Türkiye’nin çeşitli bölgelerinde kömür ve maden ocakları kazalarında 3 binden fazla insanımız hayatını kaybetti, 100 binden fazla insanımız da yaralandı. Bu kazaların en büyük sebepleri grizu patlamaları, göçük ve yangınlar. 2014 yılında Manisa’nın Soma ilçesinde meydana gelen maden faciasında 301 insanımız hayatını kaybetti. Sonrasında yine ihmaller ön plana çıktı, mahkemeler, davalar, tutuklamalar…
-Şöyle bir dünyaya göz atalım.
Üretim de daha büyük ülkeler varken; Türkiye, maden kazaları sonucu yaşanan ölümlerde Dünyada birinci sırada yer alıyor.
Çin, dünyanın en büyük kömür üreticilerinden bir tanesi. Çin’de; 2008 yılında, 100 milyon ton başına düşen ölüm sayısı 127 iken, Türkiye’de; 722 olarak kayıtlarda yer alıyor. Çin’de; ölüm sayısı ve oranı, 2013 yılında 37’ye gerilemiş durumda. Amerika Birleşik Devletlerin’de de 100 milyon ton üretim başına 2 ile 8 kişi arasında insan hayatını kaybetmiş.
Çin’de, 1 buçuk milyara yakın; ABD’de 305 milyondan fazla; Türkiye’de ise 84 milyon insan yaşıyor. Nüfus oranlar ile maden kazalarında yitirdiklerimiz, bize acı bir ders çıkarmamız gerektiğini söylüyor.
Bu tablo bize vahim bir ihmali, insan hayatına yeteri kadar önem göstermediğimizi anlatıyor. Belki sadece maden kazaları yeterli olmayabilir anlamamız için.
Depremler var bir de yaşadığımız, canları yitirdiğimiz ama bir türlü tedbir almadığımız.
- 1939 Erzincan depremi; 7.9 büyüklüğünde, 33 bin kişi hayatını kaybetti, 100 bin kişi yaralandı ve 116 binden fazla bina yıkıldı.
- 1976 Van, Çaldıran depremi; 7.5 büyüklüğünde, 3 bin 840 kişi hayatını kaybetti, binlerce insan yaralandı. Çevre iller dahil olmak üzere 9 bin 232 bina hasar gördü, 3 bin 304 kişilik nüfusa sahip Çaldıran’da evlerin yüzde 95’i yıkıldı.
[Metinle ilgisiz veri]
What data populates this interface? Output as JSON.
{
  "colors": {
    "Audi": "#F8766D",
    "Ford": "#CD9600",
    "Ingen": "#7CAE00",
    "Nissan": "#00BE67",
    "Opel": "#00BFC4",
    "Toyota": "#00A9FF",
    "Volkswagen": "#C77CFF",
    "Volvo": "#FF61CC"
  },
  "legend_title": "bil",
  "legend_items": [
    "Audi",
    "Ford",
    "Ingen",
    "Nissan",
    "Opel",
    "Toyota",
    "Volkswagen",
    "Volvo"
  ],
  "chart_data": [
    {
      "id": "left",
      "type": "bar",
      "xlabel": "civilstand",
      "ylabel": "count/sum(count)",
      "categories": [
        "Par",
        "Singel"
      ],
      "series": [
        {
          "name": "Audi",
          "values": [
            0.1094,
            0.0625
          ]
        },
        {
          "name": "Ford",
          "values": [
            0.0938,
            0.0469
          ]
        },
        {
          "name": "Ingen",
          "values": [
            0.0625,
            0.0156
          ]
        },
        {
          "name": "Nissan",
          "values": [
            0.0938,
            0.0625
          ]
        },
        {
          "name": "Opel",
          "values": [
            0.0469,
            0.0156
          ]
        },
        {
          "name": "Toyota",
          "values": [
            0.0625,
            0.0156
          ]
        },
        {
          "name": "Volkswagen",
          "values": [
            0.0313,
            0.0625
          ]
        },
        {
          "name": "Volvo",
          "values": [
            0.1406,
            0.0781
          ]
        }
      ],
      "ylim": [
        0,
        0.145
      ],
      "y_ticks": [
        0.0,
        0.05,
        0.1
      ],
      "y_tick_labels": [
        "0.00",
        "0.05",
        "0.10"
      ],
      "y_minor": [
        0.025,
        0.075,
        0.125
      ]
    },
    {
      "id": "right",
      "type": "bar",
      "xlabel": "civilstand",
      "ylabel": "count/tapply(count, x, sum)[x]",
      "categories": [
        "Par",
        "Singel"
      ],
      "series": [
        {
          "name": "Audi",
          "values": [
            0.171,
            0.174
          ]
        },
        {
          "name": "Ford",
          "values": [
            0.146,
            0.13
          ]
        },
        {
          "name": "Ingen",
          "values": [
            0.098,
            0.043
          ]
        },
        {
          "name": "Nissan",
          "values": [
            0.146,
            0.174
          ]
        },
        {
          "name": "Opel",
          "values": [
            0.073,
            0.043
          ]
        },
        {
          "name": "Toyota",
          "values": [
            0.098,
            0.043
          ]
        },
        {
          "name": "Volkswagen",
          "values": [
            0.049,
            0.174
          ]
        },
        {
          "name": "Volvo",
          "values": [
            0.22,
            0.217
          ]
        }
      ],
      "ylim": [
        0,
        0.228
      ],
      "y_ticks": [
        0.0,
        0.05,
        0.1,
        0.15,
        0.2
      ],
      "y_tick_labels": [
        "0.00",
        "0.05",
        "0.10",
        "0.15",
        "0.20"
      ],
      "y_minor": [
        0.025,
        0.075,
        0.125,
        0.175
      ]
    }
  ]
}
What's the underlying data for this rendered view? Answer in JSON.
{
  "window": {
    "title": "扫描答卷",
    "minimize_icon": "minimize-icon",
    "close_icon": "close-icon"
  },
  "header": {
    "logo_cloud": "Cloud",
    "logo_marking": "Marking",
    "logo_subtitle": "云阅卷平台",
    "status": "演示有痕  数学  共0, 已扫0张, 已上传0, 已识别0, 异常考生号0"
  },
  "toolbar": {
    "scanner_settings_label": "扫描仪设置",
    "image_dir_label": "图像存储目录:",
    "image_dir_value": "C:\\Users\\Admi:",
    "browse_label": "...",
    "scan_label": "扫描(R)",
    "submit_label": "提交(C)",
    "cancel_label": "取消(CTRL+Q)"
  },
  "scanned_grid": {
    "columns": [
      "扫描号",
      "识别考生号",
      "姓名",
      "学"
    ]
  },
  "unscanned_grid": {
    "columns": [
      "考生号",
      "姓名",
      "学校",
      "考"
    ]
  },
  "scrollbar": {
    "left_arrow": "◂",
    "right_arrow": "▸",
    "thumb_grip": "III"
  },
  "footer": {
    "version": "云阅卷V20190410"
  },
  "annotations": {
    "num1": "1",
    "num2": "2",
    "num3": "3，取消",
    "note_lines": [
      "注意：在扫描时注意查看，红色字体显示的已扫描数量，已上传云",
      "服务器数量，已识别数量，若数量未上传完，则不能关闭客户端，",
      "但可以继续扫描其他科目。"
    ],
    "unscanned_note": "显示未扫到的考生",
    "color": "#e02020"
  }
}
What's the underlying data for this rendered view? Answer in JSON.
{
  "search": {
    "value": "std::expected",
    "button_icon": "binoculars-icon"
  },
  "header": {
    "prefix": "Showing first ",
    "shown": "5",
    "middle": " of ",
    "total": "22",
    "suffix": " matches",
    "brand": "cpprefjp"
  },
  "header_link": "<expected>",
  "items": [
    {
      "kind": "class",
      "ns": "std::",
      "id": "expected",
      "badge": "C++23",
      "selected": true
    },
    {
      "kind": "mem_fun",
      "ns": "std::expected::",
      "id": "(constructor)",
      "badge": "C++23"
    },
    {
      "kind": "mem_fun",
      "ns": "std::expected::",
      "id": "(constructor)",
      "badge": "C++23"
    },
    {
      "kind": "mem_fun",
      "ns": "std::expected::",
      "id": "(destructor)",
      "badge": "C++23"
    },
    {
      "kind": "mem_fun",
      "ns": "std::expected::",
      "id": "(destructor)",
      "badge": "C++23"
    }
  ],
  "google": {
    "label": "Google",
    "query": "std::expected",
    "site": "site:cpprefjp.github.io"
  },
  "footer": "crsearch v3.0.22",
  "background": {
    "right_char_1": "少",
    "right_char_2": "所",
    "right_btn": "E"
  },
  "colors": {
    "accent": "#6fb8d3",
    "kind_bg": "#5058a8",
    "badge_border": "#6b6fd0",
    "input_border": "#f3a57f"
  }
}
- 1999 Gölcük depremi; 7,4 büyüklüğünde, 18 bin 373 kişi hayatını kaybetti, 25 binden fazla insan yaralandı, 300 binden fazla bina hasar gördü.
- 2003 Bingöl depremi; 6,4 büyüklüğünde 176 kişi hayatını kaybetti, 625 bina çöktü ve hasara uğradı.
- 2011 Van depremi; 7.2 büyüklüğünde, 601 insanımız hayatını kaybetti, bin 966 vatandaşımız yaralandı.
- 2020 Elazığ ve İzmir depremleri; toplam 157 insanımız hayatını kaybetti, bin 200 civarında insanımız da yaralandı.
Yaşanan depremlerin dünya çapında aynı şiddette çok örnekleri var. Ne yazık ki en ağır bilançoyu bu konuda da biz veriyoruz.
Uzmanlarımızın her geçen gün yaşanması ihtimali verdikleri deprem riskine karşı yine tedbir almıyor, kulakları tıkıyoruz. Bir önceki maden faciasında da, deprem faciasında da bir olduk, insanımızı kurtarmak için seferber olduk, her birimiz bir şekilde yollara düştük, enkazı tırnaklarımızla kazıdık… Her kesim olarak yine acıda birleştik, sarıldık ve yaralarımızı sarmaya çalıştık.
Peki neyi değiştirdik? Bir hafta sonra yine kendi alanlarımızdaki hayatımızla ilgilendik, tehditleri yine görmezden geldik, tedbirleri bir türlü alamadık.
Umarım bu defa yürekten ve hayattan bir ders çıkarırız.